Primary school children as young as five are to be given an early insight into the work of William Shakespeare.
A government initiative will see schools in England being sent a support package including DVDs of adaptations of his plays in its original language.
Guidance in the form of a booklet called Shakespeare For All Ages and Stages will be sent to all schools.
Schools minister Jim Knight said the Bard's work should be enjoyed as much as possible from a young age.
Getting to grips with Shakespeare's verse is a challenge for teachers and young people alike
The booklet includes tips on bringing the writing of Shakespeare alive for children from the age of five to 16.

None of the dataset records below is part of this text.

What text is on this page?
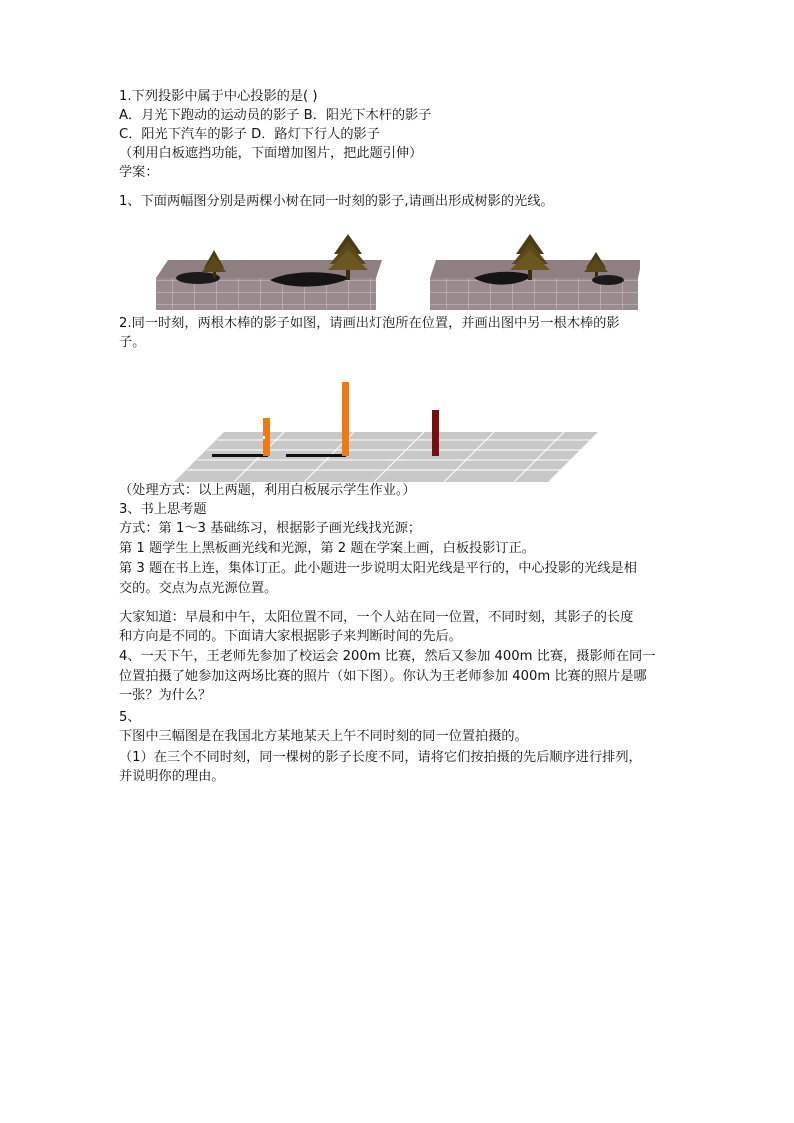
1.下列投影中属于中心投影的是( )
A．月光下跑动的运动员的影子 B．阳光下木杆的影子
C．阳光下汽车的影子 D．路灯下行人的影子
（利用白板遮挡功能，下面增加图片，把此题引伸）
学案：
1、下面两幅图分别是两棵小树在同一时刻的影子,请画出形成树影的光线。
2.同一时刻，两根木棒的影子如图，请画出灯泡所在位置，并画出图中另一根木棒的影
子。
（处理方式：以上两题，利用白板展示学生作业。）
3、书上思考题
方式：第 1～3 基础练习，根据影子画光线找光源；
第 1 题学生上黑板画光线和光源，第 2 题在学案上画，白板投影订正。
第 3 题在书上连，集体订正。此小题进一步说明太阳光线是平行的，中心投影的光线是相
交的。交点为点光源位置。
大家知道：早晨和中午，太阳位置不同，一个人站在同一位置，不同时刻，其影子的长度
和方向是不同的。下面请大家根据影子来判断时间的先后。
4、一天下午，王老师先参加了校运会 200m 比赛，然后又参加 400m 比赛，摄影师在同一
位置拍摄了她参加这两场比赛的照片（如下图）。你认为王老师参加 400m 比赛的照片是哪
一张？为什么？
5、
下图中三幅图是在我国北方某地某天上午不同时刻的同一位置拍摄的。
（1）在三个不同时刻，同一棵树的影子长度不同，请将它们按拍摄的先后顺序进行排列，
并说明你的理由。
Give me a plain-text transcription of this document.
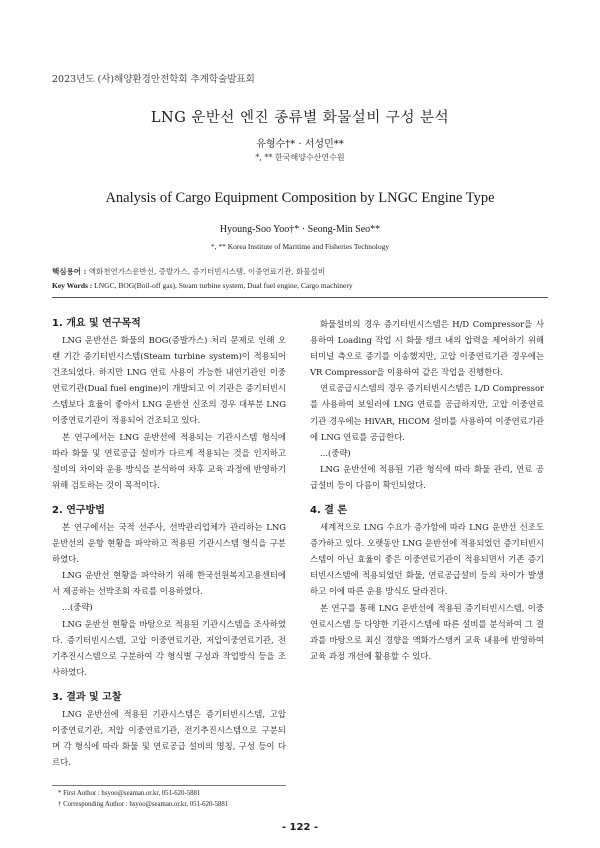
2023년도 (사)해양환경안전학회 추계학술발표회
LNG 운반선 엔진 종류별 화물설비 구성 분석
유형수†* · 서성민**
*, ** 한국해양수산연수원
Analysis of Cargo Equipment Composition by LNGC Engine Type
Hyoung-Soo Yoo†* · Seong-Min Seo**
*, ** Korea Institute of Maritime and Fisheries Technology
핵심용어 : 액화천연가스운반선, 증발가스, 증기터빈시스템, 이중연료기관, 화물설비
Key Words : LNGC, BOG(Boil-off gas), Steam turbine system, Dual fuel engine, Cargo machinery
1. 개요 및 연구목적

LNG 운반선은 화물의 BOG(증발가스) 처리 문제로 인해 오랜 기간 증기터빈시스템(Steam turbine system)이 적용되어 건조되었다. 하지만 LNG 연료 사용이 가능한 내연기관인 이중연료기관(Dual fuel engine)이 개발되고 이 기관은 증기터빈시스템보다 효율이 좋아서 LNG 운반선 신조의 경우 대부분 LNG 이중연료기관이 적용되어 건조되고 있다.

본 연구에서는 LNG 운반선에 적용되는 기관시스템 형식에 따라 화물 및 연료공급 설비가 다르게 적용되는 것을 인지하고 설비의 차이와 운용 방식을 분석하여 차후 교육 과정에 반영하기 위해 검토하는 것이 목적이다.

2. 연구방법

본 연구에서는 국적 선주사, 선박관리업체가 관리하는 LNG 운반선의 운항 현황을 파악하고 적용된 기관시스템 형식을 구분하였다.

LNG 운반선 현황을 파악하기 위해 한국선원복지고용센터에서 제공하는 선박조회 자료를 이용하였다.

...(중략)

LNG 운반선 현황을 바탕으로 적용된 기관시스템을 조사하였다. 증기터빈시스템, 고압 이중연료기관, 저압이중연료기관, 전기추진시스템으로 구분하여 각 형식별 구성과 작업방식 등을 조사하였다.

3. 결과 및 고찰

LNG 운반선에 적용된 기관시스템은 증기터빈시스템, 고압 이중연료기관, 저압 이중연료기관, 전기추진시스템으로 구분되며 각 형식에 따라 화물 및 연료공급 설비의 명칭, 구성 등이 다르다.

화물설비의 경우 증기터빈시스템은 H/D Compressor을 사용하여 Loading 작업 시 화물 탱크 내의 압력을 제어하기 위해 터미널 측으로 증기를 이송했지만, 고압 이중연료기관 경우에는 VR Compressor을 이용하여 같은 작업을 진행한다.

연료공급시스템의 경우 증기터빈시스템은 L/D Compressor를 사용하여 보일러에 LNG 연료를 공급하지만, 고압 이중연료기관 경우에는 HiVAR, HiCOM 설비를 사용하여 이중연료기관에 LNG 연료를 공급한다.

...(중략)

LNG 운반선에 적용된 기관 형식에 따라 화물 관리, 연료 공급설비 등이 다름이 확인되었다.

4. 결 론

세계적으로 LNG 수요가 증가함에 따라 LNG 운반선 신조도 증가하고 있다. 오랫동안 LNG 운반선에 적용되었던 증기터빈시스템이 아닌 효율이 좋은 이중연료기관이 적용되면서 기존 증기터빈시스템에 적용되었던 화물, 연료공급설비 등의 차이가 발생하고 이에 따른 운용 방식도 달라진다.

본 연구를 통해 LNG 운반선에 적용된 증기터빈시스템, 이중연료시스템 등 다양한 기관시스템에 따른 설비를 분석하여 그 결과를 바탕으로 최신 경향을 액화가스탱커 교육 내용에 반영하여 교육 과정 개선에 활용할 수 있다.

* First Author : hsyoo@seaman.or.kr, 051-620-5881
† Corresponding Author : hsyoo@seaman.or.kr, 051-620-5881
- 122 -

And pupils in some secondary schools will get the chance of seeing a live Shakespeare performance.
Mr Knight said Shakespeare was the most famous playwright of all time and his work was studied all over the world.
He said: "It is fitting then that his work is a protected part of the curriculum in the country he came from."
Already all children have to study one complete Shakespeare play in secondary school.
"But I want to go further to ensure that Shakespeare can be enjoyed as much as possible and from a younger age," he said.
Mick Waters of the Qualifications and Curriculum Authority said: "Teachers can make young people's experience of Shakespeare an inspiring one and nurture a lifelong interest in the playwright.
"But getting to grips with Shakespeare's verse is a challenge for teachers and young people alike.
"'Shakespeare For All Ages and Stages' will help by suggesting a range of innovative and practical ideas to help bring Shakespeare alive in the classroom."
'See it live'
Ian McNeilly from the National Association for the Teaching of English said: "Some of the language in the plays would be beyond pupils under a certain age, but the earlier children are introduced to Shakespeare the better.
"It's all down to the approach. You can bore people of any age with the wrong approach and you can enthuse people of any age with the correct one."
Acting director of education at the Royal Shakespeare Company Jacqui O'Hanlon said many secondaries and primaries were already teaching Shakespeare in an inspirational way.
"In our manifesto for Shakespeare in schools, Stand up for Shakespeare, we call for young people to do Shakespeare on their feet, see it live and start it earlier."
These principles were very clearly in evidence in the new scheme, she said.
Fiona Banks, head of learning at Globe Education at Shakespeare’s Globe, in Southwark, London, said the initiative would help "students engage with Shakespeare's plays - as plays - to be experienced practically and through performance".